My husband passed away in March of 07 with lung cancer. We talked about hospice care but never really got around to even getting them to the house. It was really tiring for me even to stay at the hospital with him when he had an infection. We had friends who had hospice and they really like it. Gave them freedom to do what they had to do at home or go to the store and not have to worry every minute about his care. In the end we went to the hospital, and he was only on oxigen. (his choice). I think he didn't want to put me through him dying at home. So I believe you should consult with your family, so the decision doesn't completely rest on your shoulders. And be at peace with the decision that is made. It's all in you and your familys best interest. I really don't know if I could have handled the in home hospice, being that we were very private people. If your husband thinks it's best, then he wants you near to him. Be at Peace with his decision. Make the best of the time you have and Laugh and do as much as possible with all your family while you can.
Bless you and take care.

jagged
Posts: 55
Joined: Apr 2008

Thank you everyone for your words and sharing your experiences. This board means a lot to me.

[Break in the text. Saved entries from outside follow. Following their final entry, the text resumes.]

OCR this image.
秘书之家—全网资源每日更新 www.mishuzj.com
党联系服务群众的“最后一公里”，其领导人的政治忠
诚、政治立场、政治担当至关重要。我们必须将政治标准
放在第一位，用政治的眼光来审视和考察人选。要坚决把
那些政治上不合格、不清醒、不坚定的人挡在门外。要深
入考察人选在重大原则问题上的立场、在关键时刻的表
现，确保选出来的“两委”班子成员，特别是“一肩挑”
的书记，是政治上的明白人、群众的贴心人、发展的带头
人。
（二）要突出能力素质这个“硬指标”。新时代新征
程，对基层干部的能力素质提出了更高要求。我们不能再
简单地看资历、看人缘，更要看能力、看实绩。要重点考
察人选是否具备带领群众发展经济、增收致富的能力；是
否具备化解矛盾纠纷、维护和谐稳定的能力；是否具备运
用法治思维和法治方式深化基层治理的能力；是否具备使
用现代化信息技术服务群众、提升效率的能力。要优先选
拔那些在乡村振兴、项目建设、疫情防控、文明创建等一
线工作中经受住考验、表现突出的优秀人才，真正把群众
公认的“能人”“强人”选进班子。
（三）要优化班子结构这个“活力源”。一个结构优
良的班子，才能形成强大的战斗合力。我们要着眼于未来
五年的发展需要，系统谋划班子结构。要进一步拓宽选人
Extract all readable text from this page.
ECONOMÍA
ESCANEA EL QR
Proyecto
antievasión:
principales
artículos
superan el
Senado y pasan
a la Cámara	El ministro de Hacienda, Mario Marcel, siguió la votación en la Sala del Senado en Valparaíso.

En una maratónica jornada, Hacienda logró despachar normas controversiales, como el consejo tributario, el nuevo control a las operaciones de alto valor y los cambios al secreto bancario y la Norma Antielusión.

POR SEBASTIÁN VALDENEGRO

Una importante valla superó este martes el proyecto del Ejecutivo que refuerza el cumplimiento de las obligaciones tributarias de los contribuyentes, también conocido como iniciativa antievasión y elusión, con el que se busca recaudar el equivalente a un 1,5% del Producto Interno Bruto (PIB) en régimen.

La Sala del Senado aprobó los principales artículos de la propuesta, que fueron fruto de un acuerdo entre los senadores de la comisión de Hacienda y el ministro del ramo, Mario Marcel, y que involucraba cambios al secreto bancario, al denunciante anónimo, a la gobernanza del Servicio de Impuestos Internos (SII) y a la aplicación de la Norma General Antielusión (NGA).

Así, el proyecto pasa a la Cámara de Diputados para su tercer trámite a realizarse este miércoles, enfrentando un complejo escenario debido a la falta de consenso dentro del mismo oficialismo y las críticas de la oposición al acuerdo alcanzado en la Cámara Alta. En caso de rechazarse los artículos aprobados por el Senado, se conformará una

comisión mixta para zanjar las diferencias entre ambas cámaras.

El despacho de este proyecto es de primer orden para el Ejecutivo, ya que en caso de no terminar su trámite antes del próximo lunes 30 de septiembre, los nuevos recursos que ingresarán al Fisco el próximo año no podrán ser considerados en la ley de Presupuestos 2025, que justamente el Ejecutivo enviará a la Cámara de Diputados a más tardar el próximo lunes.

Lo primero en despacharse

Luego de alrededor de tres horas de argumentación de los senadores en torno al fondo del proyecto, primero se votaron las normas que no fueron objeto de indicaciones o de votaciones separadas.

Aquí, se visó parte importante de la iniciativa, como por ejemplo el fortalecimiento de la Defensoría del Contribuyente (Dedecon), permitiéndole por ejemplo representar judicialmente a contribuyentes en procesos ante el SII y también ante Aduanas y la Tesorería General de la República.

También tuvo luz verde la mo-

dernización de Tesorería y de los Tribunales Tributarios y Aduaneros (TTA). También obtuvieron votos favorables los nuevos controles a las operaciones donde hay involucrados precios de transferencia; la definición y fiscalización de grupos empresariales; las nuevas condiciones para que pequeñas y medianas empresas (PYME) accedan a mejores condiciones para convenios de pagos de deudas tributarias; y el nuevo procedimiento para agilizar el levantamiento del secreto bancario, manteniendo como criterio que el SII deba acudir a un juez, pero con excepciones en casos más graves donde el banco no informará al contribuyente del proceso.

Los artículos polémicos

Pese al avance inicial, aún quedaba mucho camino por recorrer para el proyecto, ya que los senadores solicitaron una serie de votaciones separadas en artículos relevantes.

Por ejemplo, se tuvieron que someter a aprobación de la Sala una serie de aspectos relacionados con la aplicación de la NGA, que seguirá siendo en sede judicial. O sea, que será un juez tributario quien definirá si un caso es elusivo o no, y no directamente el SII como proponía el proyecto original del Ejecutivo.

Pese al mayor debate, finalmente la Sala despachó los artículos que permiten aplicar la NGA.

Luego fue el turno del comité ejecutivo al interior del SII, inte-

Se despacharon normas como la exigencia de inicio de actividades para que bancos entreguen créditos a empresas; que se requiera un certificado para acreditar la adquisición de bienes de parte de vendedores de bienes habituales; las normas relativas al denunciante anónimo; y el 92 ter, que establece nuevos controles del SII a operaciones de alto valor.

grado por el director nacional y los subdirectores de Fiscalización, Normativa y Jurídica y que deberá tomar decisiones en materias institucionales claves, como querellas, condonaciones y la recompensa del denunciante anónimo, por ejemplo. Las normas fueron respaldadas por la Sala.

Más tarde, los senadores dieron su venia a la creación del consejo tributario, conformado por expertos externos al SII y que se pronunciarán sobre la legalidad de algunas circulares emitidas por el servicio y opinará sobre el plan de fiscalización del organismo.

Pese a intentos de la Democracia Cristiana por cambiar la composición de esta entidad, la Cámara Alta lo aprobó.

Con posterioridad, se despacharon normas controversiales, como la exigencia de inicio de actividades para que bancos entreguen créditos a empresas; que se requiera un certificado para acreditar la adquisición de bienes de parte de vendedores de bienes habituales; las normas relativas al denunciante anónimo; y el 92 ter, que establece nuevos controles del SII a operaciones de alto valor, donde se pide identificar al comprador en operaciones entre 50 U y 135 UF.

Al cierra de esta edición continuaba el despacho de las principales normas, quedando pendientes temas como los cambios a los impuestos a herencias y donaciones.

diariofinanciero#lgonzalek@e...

I am working out the death details and have the major items taken care of. Still working on Hospice. I called a hospital and they gave me some contact info. There are homes set up for short term hospice care. There are some close to where I live, too, and I have aranged to visit some of them. At this point, I figure home hospice until the last month or two, when I am out of it and need more contact care, then an out of home hospice.

cad1223's picture
cad1223
Posts: 2
Joined: Jan 2008

Dear Jagged:

My dad, age 61, just passed away on 5/20/08 from extensive small cell lung cancer. He battled it for a year. When the time came for my mom to make a decision about dad's treatment, she chose to bring him to a hospice facility, however, the facility was only 10 minutes from my home. Dad's cancer had spread to many places and one of them was the brain. He was very confused toward the end and was not really aware of where he was going or why. Mom felt that she could not properly take care of him as he needed a catheter and it would have been impossible for her to move him around (even though he was down to 120 lbs at the time of death). He would have needed round the clock care. The hospice facility was wonderful, however, if it had been far away from home, I don't know that she would have made the same choice. Unfortunately we thought that dad would have two weeks or so there, but he lasted only 4 days. However, in the short time we needed hospice care, they did everything to prepare us for the imminent death. They give you books on what to look for at the end, there are numerous volunteers that will come and give the family a break so they can go out for lunch, they have support for everyone and they follow up with the family for, I believe, 16 months after the death. We met with a social worker who sat with us for an hour to discuss everything from our feelings to the funeral preparation. There was much more available, but we did not have the need or the time to take advantage of everything.

I wish you the best of luck with your decision. I'll keep you in my prayers.

Cheryl

jagged
Posts: 55
Joined: Apr 2008

Cheryl,
Thank you for sharing this experience. This is exactly as I hope the end to be.